By knittykittybangbang, Sep 17 2014 10:05AM

Knittykittybangbang’s basic sewing class has now been running for 2 weeks and I am seriously impressed with the items the students are making!

Week 1 we started off making a basic envelope cushion cover. Students produced their own patterns, then cut and stitched up their own cushions. Almost everyone finished at least 1 cushion in class and nobody sewed themselves to anything or swore!!

Last night everyone started on making their own bags. They were told how to make a very basic pattern then they all amended it to produce their own designs. Each design was different and unique and I can’t wait to see them all finished next week! It’s amazing that on the first week most people weren’t sure how to thread their machine up and now they are making their own patterns without a second thought!

After our bags we are moving on to skirts. Not everyone wanted to make a skirt so 3 have decided to make dresses the brave brave people!

By knittykittybangbang, Aug 11 2014 09:14AM

I met Magda from My Decor Ideas at one of the very first fairs I attended in the early days of knittykittybangbang. The fair was a complete disaster, but Magda and I stayed in touch and she has attended almost every one of the knittykittybangbang presents events. I've seen her progress from making cushions and small painted household items, to completely renovating everything from shelves to chaise as well as making her own candles.

On 1st August, Magda took the brave step of opening up her own shop! Any excuse for a party, of course, so along to the opening I went and ate cake and drank fizz. Magda has really great taste so I knew the shop would be gorgeous and it is!

Magda is an example of what hard work can do, as well as proving that craft doesn't have to be twee. Her pieces have a 'modern rural' feel, using beautiful, comfortable and warm materials, but in, as the name suggests, a more urban colour pallette and slick lines than the usual shabby chic look.

Shades of Blue and Grey is open Tuesday - Saturday from 11am, 281 Holburn Street, Aberdeen (parking directly across the road)

By knittykittybangbang, Jul 24 2014 03:22PM

This seems to be the attitude of a lot of crafters to facebook events - much to the pain and suffering of fair organisers across the board! So why DO we bang on about facebook events all the time? Hopefully this article will enlighten you....

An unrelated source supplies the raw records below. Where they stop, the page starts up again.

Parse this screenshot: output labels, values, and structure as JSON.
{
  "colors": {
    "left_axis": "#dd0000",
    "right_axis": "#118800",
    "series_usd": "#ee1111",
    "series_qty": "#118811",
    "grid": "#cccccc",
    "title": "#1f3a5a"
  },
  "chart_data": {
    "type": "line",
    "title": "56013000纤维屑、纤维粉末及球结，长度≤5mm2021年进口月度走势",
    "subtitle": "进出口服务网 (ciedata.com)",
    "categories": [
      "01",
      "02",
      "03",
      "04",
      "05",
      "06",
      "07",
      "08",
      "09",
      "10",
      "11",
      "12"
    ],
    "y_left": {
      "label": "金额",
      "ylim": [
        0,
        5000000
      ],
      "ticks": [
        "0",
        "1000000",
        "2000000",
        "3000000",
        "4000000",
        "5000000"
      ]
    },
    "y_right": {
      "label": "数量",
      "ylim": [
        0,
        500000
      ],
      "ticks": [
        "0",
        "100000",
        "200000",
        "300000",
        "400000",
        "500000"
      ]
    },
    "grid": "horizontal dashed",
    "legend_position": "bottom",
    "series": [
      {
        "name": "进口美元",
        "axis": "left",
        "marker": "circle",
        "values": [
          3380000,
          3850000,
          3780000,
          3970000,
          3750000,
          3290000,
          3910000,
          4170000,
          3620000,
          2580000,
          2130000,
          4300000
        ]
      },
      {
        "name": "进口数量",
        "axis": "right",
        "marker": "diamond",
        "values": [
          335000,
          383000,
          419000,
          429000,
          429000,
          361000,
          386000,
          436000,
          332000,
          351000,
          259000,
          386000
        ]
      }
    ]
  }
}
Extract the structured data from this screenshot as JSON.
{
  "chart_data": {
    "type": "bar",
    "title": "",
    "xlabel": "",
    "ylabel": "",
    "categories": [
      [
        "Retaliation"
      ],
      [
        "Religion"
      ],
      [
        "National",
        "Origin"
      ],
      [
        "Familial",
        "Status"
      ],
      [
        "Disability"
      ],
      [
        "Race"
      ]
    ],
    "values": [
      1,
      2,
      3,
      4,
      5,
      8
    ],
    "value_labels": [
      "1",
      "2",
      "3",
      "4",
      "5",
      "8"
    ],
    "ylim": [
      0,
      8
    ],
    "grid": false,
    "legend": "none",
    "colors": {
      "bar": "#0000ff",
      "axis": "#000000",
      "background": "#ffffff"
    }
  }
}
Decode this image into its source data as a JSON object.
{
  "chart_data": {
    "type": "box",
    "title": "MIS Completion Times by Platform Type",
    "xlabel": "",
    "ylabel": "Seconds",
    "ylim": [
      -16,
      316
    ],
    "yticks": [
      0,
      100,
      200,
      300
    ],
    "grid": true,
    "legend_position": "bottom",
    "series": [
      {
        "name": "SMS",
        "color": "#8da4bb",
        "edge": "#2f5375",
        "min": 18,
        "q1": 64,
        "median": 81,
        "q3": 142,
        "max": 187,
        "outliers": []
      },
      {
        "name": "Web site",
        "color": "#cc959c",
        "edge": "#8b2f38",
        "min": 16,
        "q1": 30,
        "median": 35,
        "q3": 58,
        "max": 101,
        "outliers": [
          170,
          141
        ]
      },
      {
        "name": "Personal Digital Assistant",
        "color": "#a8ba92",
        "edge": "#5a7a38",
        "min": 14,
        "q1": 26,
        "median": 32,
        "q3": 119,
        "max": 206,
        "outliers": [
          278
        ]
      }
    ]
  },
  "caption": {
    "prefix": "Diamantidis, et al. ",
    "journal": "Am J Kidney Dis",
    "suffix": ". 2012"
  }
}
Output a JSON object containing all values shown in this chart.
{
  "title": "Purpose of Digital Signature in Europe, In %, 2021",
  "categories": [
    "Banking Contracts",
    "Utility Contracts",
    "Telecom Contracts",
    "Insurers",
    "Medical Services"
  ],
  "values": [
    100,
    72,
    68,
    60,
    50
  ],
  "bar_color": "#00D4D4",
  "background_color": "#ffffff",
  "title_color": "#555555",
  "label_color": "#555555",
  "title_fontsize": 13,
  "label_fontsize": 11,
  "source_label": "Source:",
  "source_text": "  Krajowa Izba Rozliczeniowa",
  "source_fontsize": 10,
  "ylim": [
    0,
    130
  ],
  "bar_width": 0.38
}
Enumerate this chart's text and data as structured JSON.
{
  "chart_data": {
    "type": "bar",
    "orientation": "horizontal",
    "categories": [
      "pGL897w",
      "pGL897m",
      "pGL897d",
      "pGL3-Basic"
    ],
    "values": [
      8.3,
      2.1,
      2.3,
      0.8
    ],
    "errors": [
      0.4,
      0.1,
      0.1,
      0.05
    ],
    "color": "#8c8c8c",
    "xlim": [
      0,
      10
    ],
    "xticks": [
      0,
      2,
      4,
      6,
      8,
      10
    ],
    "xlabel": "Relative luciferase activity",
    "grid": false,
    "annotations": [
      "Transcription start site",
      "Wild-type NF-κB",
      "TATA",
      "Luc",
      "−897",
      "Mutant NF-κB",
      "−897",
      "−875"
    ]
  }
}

How facebook works, in the nicest possible way, is like a virus - the more people come in contact with its content, the more that content spreads. Facebook events are NOT just about advertising the event on that day, although of course that is a big part, but they are also about collectively getting together and promoting every single stallholder there in a very quick and cheap way.

Check out the flowchart that shows this spread. You see it doesn't actually matter whether or not the people you invite can attend the event, everyone who doesn't actually press 'decline' will still see promotional material from the event, and given that most of us have options for people to buy online, this is very very useful. If you are one of those people who spends a lot of time on 'like for like' pages, I think if everyone came on board with this it would be much more fruitful in terms of actual sales.

LET'S DO THE MATHS! You can't argue with maths.

Let's take the lower end of the 'average facebook friends' number of 130, and imagine we have an event with 20 stallholders. Let's say each stallholder only invites half their friends - that's already 1300 people. 1300 people who have DEFINITELY had a notification of an invitation - not 'might have seen a share if they were online at the right time'. Let's say that half of those people actually hit the 'decline' button - that's still 650 people left who are going to see some updates from the event in their newsfeed. Let's say only 10% of those people 'join' the event or like a page or picture in it - that's another possible 8450 people (using the lower end of the average) who could be seeing your goods!

I can hear you say to yourself - 'but I don't want to annoy people'. Let's be frank businesses always need to rely to some extent on their friends and if they get pissed off at, at the most, 4 invites per month they aint that great a friend really are they? And if they find a business they love through one of your invites, they're only going to love you the more for it!